A fuga de cérebros em Portugal é apontada como um problema na nossa ciência. Também o CDRSP se tem confrontado com a saída de investigadores para outros países?
Confrontamo-nos com a saída de investigadores. Se é para o exterior, não se sabe muito bem. Confrontamo-nos às vezes com a dificuldade de atrair cérebros para o CDRSP. Não é só manter, às vezes também temos dificuldade em captar. Temos uma equipa muito boa, mas temos necessidade de a aumentar e nem sempre é fácil. Estamos bem localizados, bem equipados. O problema pode ser uma questão de competição com outras instituições, porque as tabelas de remuneração pública são exactamente as mesmas em todo o País. Por isso, não se trata de uma questão financeira. Mas quando vão para o estrangeiro, também pesará essa parte financeira.
Quanto a projectos futuros, que trilhos quer percorrer o CDRSP nos próximos anos?

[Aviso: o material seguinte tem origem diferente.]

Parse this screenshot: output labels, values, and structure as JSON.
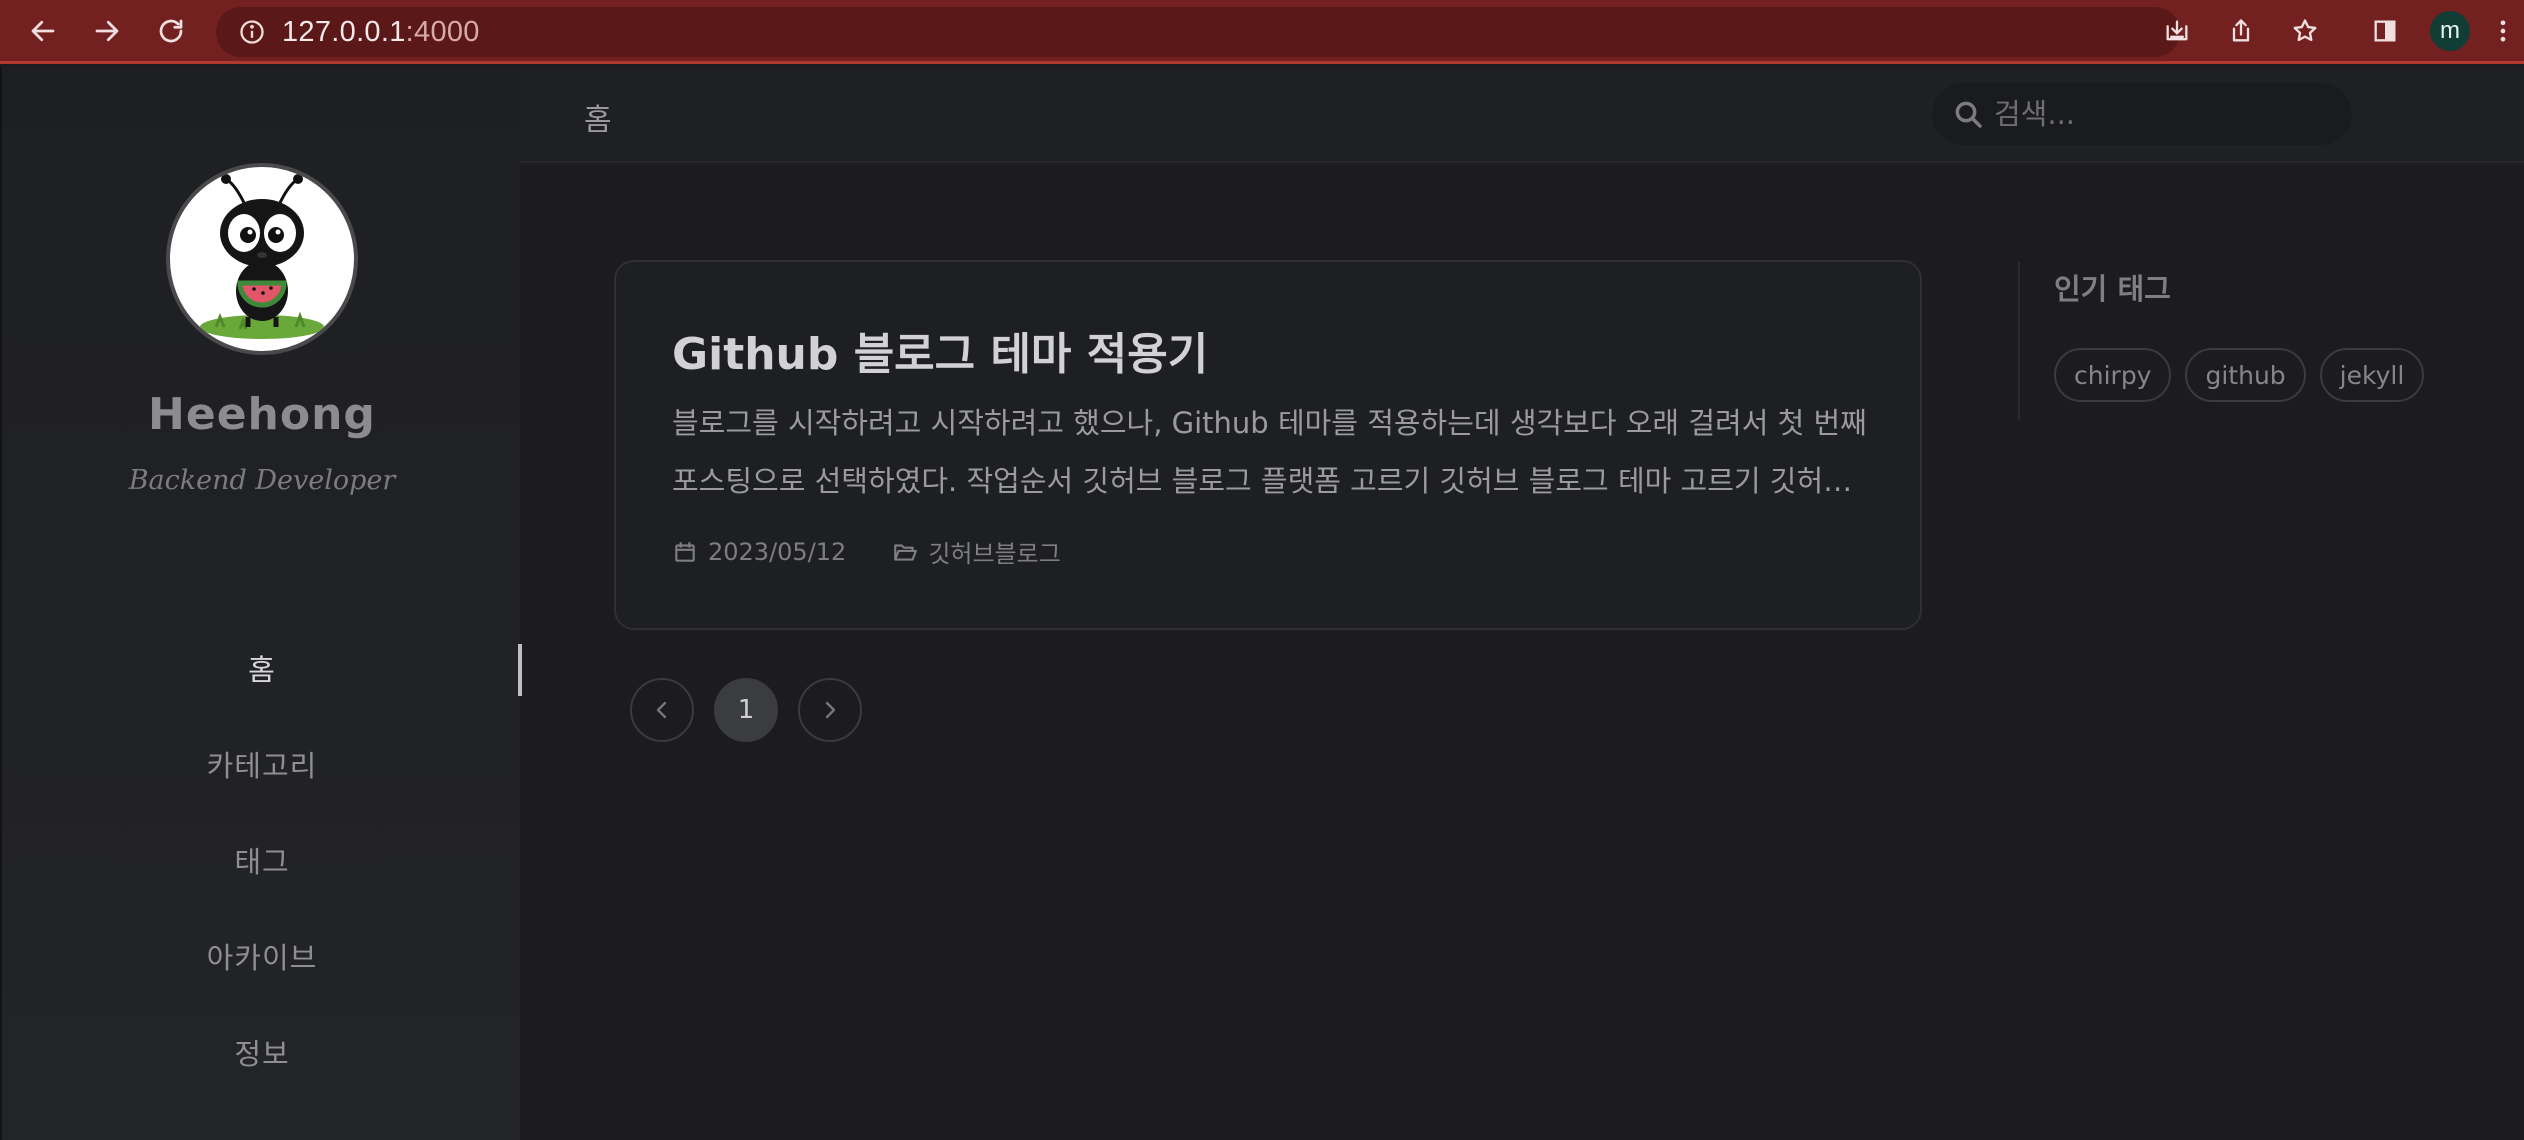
{
  "browser": {
    "url_host": "127.0.0.1",
    "url_port": ":4000",
    "profile_initial": "m"
  },
  "sidebar": {
    "site_title": "Heehong",
    "site_subtitle": "Backend Developer",
    "nav": [
      {
        "label": "홈",
        "active": true
      },
      {
        "label": "카테고리",
        "active": false
      },
      {
        "label": "태그",
        "active": false
      },
      {
        "label": "아카이브",
        "active": false
      },
      {
        "label": "정보",
        "active": false
      }
    ]
  },
  "topbar": {
    "breadcrumb": "홈",
    "search_placeholder": "검색..."
  },
  "post": {
    "title": "Github 블로그 테마 적용기",
    "excerpt": "블로그를 시작하려고 시작하려고 했으나, Github 테마를 적용하는데 생각보다 오래 걸려서 첫 번째 포스팅으로 선택하였다. 작업순서 깃허브 블로그 플랫폼 고르기 깃허브 블로그 테마 고르기 깃허브 블로그 테마 적용하기",
    "date": "2023/05/12",
    "category": "깃허브블로그"
  },
  "pagination": {
    "current_page": "1"
  },
  "panel": {
    "title": "인기 태그",
    "tags": [
      "chirpy",
      "github",
      "jekyll"
    ]
  },
  "colors": {
    "chrome_bg": "#722020",
    "page_bg": "#1c1c1e",
    "sidebar_bg": "#1e1f22",
    "avatar_bg": "#123c36"
  }
}
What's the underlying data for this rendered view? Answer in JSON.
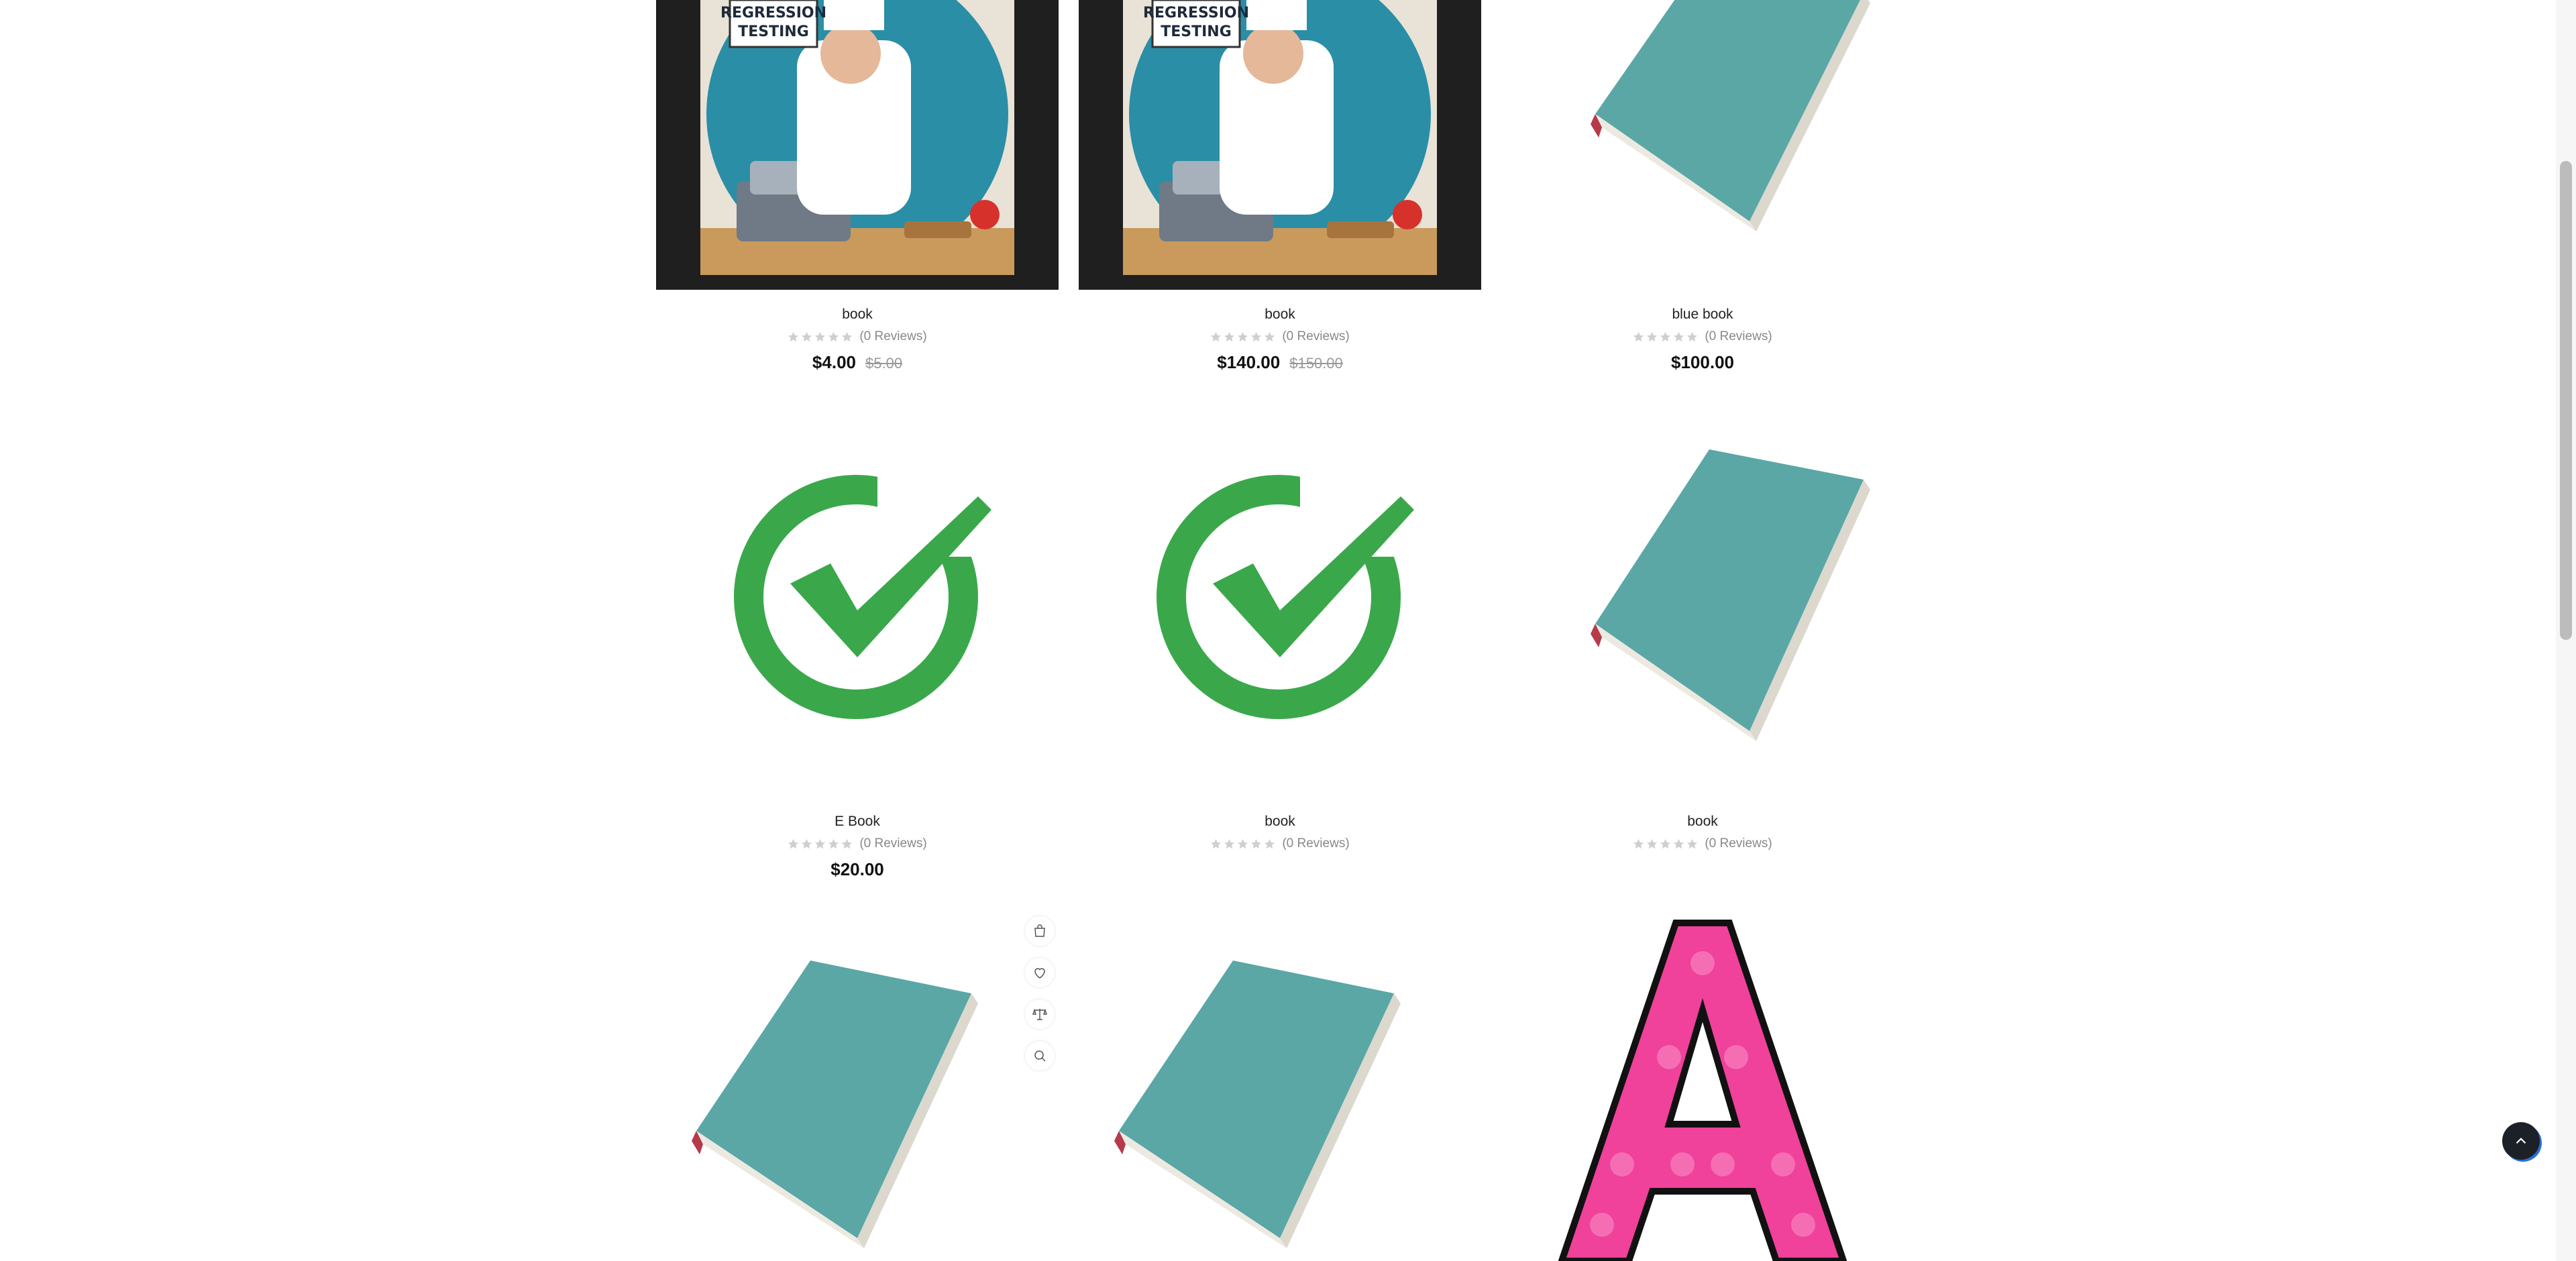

Tal como disse também aquando da tomada de posse, queremos reforçar a nossa investigação na área biomédica, queremos chegar à área clínica. Foi uma das nossas propostas à FCT, para realizar entre 2025-2029, e estamos a trabalhar nisso para chegar a bom-porto. O objectivo é criar um grupo europeu da área biomédica, com vários centros de investigação, para ajudar a investigação a chegar à componente clínica mais depressa. É normal que a área clínica seja lenta, e ainda bem, porque garante mais segurança no produto que chega aos pacientes. Portanto, temos que tentar ser rápidos sem descurar a segurança. E é uma forma de internacionalizar ainda mais o CDRSP. Neste momento, já estamos a liderar um projecto europeu na área biomédica, com parceiros belgas, neerlandeses e italianos.
Rui Rúbem nasceu há 49 anos em Lisboa. Licenciou-se, fez mestrado e doutoramento em Engenharia Mecânica no Instituto Superior Técnico. Foi ainda durante o mestrado que teve a sua primeira experiência como docente, também no Técnico. A partir de 2001, e até ao presente, tem desenvolvido o seu percurso profissional na Escola Superior de Tecnologia e Gestão, no Instituto Politécnico de Leiria. Investigador no CDRSP desde 2009, particularmente interessado na área da Biomecânica Computacional, Rui Rúben tomou posse como director deste centro em Janeiro de 2024. Apaixonado por Lisboa, admite que foi sempre muito bem acolhido em Leiria, cidade onde gosta de morar. A Marinha Grande foi também uma boa descoberta, conta o director do CDRSP. Sem automóvel, Rui Rúben é fã das deslocações em transportes públicos, uma das boas práticas que trouxe dos tempos de Lisboa. Natação e leitura estão entre os seus principais passatempos, assim como assistir a um bom jogo de rugby. O gosto ficou do período em que tentou ser praticante. Quinze dias bastaram para voltar para a natação e para treinos fisicamente menos exigentes, recorda Rui Rúben em jeito de graça.